VOLUME 1, ISSUE 1, P46-52
Kevin Y. Chu, M.D., Shathiyah Kulandavelu, Ph.D., Thomas A. Masterson, M.D., Emad Ibrahim, M.D., Himanshu Arora, Ph.D., Ranjith Ramasamy, M.D.
To compare the effect of exogenous short-acting and long-acting testosterone on male reproductive potential in mice.
In vivo mouse model.
University-based basic science research laboratory.
A total of 30 wild-type C57BL/6 male and female mice were used for this experimentation. The male mice were used for the control group and testosterone supplementation, whereas both male and female mice were used for the breeding portion of the study.
Exogenous testosterone was administered either in short-acting formulation (Monday-Wednesday-Friday dosing schedule; testosterone propionate 0.2 mg/kg) or long-acting formulation (3-month dosing schedule; testosterone pellets 150 mg) to male mice.
Main Outcome Measure(s)
Time to pregnancy, luteinizing hormone (LH) levels, and testicular weight.
Mice treated with long-acting testosterone appear to have longer time to pregnancy when compared with wild-type mice (33 ± 11 vs. 23 ± 2.6 days; P≤.05) and mice that received short-acting testosterone propionate (26 ± 5.9 days). Mice treated with long-acting testosterone had smaller testes weight when compared with control (0.08 ± 0.01 vs. 0.11 ± 0.01 g; P≤.01), whereas the short-acting testosterone-treated mice had similar testis weight when compared with control (0.09 ± 0.02 vs. 0.11 ± 0.01 g; not significant [NS]). The serum testosterone level was elevated in mice that received testosterone pellets (285.78 ng/dL) and testosterone propionate (122.16 ng/dL) versus control (68.4 ng/dL). In mice that received long-acting testosterone pellets, LH levels at 3 months were almost undetectable, whereas those that received short-acting testosterone remained similar to control (0.017 ± 0.058 vs. 0.348 ± 0.232 IU/L; P≤.01). Female reproductive potential parameters including litter size and pup weight were collected and observed to have no difference between groups.

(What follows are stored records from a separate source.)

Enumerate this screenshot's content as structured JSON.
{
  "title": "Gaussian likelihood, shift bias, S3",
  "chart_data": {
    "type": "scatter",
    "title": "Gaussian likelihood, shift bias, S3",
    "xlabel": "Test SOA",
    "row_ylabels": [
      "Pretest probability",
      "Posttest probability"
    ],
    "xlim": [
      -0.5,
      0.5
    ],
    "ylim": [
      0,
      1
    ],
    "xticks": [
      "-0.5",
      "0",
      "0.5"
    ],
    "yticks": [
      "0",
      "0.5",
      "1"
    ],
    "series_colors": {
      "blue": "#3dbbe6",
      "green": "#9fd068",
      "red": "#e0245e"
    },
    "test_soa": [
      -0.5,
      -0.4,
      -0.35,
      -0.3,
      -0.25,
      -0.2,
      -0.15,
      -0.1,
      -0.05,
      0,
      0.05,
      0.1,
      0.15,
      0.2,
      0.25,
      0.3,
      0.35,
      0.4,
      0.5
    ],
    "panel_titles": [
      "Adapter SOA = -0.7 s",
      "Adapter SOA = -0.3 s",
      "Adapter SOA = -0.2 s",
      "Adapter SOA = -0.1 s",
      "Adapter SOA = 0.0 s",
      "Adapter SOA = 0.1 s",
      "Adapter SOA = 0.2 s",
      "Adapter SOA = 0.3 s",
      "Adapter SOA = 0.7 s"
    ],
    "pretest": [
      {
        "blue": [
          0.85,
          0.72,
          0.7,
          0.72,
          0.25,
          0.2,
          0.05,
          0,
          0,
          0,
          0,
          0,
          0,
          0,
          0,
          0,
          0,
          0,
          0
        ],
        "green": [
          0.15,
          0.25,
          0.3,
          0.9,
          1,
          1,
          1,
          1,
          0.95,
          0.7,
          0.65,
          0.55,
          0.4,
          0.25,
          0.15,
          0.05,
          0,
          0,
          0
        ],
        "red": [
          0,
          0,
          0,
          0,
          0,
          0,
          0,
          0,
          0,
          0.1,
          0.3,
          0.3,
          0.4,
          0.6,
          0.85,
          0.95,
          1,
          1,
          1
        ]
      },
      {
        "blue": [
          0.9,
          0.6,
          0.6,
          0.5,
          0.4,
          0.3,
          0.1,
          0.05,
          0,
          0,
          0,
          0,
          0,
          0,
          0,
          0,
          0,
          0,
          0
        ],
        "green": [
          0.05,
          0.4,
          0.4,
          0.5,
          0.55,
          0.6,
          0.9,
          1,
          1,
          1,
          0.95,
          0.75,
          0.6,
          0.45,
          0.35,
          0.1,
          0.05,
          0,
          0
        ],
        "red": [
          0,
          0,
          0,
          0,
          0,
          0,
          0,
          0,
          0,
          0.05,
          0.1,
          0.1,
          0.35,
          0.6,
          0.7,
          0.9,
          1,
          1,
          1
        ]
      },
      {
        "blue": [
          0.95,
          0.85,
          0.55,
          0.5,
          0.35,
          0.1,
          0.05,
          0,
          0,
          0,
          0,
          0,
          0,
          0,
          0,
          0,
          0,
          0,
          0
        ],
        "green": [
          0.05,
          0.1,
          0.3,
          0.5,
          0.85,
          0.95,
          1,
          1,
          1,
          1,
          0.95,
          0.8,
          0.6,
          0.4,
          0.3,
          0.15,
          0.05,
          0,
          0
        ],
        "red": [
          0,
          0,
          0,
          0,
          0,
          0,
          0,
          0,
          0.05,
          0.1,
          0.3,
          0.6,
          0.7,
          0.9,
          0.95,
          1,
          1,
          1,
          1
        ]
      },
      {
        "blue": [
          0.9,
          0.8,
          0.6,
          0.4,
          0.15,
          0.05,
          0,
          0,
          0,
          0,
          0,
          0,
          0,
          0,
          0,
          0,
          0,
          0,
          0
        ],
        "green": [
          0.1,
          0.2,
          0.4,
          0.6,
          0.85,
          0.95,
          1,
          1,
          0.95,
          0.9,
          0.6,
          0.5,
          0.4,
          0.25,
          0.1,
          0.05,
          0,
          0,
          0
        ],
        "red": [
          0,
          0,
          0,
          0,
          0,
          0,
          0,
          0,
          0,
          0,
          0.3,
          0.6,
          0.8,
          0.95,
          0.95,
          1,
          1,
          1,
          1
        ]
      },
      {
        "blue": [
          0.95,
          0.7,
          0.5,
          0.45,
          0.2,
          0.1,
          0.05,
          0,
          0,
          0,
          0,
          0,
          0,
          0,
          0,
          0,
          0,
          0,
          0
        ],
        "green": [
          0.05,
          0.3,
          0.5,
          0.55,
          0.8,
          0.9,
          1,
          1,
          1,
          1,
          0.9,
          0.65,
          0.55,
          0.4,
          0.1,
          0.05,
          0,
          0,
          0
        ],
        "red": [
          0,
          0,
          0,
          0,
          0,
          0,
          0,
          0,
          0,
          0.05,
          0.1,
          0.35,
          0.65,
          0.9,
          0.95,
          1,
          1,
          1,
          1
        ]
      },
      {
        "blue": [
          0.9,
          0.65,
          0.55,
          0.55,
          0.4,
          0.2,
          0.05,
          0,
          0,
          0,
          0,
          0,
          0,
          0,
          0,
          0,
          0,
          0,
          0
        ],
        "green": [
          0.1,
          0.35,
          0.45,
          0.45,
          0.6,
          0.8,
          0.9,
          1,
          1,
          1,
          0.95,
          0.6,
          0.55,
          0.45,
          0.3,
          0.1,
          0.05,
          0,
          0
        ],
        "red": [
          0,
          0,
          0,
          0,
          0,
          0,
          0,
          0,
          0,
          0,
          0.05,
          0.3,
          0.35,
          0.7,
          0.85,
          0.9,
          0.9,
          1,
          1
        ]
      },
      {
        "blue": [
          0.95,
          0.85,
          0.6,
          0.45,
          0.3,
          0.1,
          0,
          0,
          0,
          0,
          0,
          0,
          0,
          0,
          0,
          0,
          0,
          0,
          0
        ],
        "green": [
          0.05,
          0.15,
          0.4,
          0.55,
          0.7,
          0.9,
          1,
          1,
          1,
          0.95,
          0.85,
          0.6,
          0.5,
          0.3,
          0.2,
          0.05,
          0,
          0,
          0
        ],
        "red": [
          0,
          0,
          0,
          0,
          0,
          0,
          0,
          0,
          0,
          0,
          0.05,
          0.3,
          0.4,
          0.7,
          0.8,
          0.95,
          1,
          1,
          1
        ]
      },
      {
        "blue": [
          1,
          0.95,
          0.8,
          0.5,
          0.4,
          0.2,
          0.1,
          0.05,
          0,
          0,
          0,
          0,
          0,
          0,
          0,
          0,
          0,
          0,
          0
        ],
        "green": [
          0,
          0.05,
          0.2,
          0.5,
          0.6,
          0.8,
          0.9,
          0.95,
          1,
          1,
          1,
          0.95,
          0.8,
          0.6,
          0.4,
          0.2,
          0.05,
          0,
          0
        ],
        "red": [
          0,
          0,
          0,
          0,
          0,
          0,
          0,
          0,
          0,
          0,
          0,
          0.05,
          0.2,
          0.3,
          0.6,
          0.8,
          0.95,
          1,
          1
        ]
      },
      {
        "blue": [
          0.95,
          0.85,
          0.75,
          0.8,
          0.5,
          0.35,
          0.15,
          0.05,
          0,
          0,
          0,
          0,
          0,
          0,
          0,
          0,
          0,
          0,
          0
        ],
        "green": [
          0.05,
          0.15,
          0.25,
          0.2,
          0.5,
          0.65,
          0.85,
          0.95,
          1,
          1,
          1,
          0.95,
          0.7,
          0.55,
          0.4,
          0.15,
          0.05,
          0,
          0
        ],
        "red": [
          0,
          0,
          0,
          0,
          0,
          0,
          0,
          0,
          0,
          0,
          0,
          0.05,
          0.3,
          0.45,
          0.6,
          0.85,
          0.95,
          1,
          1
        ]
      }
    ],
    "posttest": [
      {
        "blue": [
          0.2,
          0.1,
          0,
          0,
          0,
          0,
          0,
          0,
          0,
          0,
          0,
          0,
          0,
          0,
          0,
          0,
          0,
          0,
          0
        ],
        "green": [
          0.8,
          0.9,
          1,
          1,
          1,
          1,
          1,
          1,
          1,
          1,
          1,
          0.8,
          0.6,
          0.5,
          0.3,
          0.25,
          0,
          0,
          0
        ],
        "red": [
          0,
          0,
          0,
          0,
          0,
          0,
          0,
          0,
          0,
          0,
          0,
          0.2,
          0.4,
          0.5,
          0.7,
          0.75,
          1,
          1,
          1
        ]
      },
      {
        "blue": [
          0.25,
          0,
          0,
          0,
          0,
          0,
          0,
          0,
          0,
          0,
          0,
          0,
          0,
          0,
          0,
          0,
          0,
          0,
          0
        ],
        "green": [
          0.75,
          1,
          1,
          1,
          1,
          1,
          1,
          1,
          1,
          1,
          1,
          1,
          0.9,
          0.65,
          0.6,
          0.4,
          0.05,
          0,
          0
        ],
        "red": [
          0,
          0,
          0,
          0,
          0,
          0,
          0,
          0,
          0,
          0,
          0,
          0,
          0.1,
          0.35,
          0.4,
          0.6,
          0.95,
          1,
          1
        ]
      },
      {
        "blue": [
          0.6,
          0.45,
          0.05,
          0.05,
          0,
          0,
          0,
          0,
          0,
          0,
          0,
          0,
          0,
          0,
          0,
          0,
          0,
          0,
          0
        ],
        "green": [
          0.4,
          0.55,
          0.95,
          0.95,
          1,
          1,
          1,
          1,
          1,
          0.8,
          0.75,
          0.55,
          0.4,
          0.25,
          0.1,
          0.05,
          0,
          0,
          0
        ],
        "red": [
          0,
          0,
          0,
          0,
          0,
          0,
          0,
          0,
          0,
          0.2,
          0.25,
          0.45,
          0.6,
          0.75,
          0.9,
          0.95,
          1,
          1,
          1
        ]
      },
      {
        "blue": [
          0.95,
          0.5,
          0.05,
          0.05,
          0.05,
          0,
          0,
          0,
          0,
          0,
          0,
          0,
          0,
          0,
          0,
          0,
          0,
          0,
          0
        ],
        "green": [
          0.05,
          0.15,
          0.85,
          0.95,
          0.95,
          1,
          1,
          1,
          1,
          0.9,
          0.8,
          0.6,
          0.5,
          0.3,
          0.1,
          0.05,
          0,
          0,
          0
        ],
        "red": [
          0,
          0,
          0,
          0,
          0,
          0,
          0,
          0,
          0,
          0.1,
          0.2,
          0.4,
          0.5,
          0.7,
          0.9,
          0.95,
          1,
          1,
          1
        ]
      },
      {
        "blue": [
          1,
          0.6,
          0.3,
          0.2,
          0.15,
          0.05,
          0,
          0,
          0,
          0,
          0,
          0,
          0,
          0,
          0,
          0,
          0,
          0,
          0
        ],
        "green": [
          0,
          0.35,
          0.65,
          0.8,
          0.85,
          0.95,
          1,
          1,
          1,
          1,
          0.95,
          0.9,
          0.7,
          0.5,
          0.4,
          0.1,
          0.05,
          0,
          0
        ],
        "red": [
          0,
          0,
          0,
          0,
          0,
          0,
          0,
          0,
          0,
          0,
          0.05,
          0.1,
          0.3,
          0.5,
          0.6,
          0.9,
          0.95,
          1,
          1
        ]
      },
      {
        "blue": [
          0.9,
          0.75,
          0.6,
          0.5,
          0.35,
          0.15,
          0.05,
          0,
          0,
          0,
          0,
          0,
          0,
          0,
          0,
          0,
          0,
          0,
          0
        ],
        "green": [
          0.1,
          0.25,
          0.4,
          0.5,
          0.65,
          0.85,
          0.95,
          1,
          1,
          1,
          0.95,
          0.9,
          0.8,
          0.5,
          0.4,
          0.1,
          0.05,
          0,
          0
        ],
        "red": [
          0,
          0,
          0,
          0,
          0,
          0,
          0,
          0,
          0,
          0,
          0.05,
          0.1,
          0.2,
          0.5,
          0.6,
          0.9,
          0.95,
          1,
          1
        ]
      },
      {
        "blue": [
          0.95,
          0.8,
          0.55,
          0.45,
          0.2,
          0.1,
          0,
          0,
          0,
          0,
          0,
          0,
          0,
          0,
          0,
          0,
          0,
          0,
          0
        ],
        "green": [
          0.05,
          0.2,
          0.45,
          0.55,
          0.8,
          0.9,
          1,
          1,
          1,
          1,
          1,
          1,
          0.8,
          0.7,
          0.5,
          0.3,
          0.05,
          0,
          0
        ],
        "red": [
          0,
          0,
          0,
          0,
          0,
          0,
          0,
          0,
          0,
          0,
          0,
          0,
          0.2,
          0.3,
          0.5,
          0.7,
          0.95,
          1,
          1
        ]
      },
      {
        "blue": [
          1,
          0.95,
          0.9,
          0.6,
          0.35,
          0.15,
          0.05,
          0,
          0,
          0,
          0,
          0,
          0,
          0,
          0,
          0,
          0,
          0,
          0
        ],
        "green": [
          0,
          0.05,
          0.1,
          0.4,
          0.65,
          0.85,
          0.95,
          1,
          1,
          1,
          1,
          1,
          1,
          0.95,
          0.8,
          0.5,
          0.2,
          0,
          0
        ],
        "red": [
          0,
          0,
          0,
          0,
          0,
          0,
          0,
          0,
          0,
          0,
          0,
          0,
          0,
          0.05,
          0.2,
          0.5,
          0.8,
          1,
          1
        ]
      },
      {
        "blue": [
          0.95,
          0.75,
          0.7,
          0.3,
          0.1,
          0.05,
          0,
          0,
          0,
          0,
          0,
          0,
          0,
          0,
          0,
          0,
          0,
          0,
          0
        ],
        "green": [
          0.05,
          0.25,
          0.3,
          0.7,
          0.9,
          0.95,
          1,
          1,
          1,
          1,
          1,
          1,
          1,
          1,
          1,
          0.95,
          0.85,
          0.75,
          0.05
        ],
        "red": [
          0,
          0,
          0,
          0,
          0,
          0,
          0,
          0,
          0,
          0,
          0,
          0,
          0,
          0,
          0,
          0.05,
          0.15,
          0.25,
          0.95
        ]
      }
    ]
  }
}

Through a mouse-breeding study, mice that received short-acting testosterone were shown to have fertility potential similar to wild-type male mice. Long-acting exogenous testosterone appeared to impair male reproductive capacity and LH levels when compared with short-acting testosterone. Short-acting testosterone appeared to cause less LH suppression. Identifying strategies to increase testosterone while simultaneously preserving male fertility is important for treating young men with hypogonadism.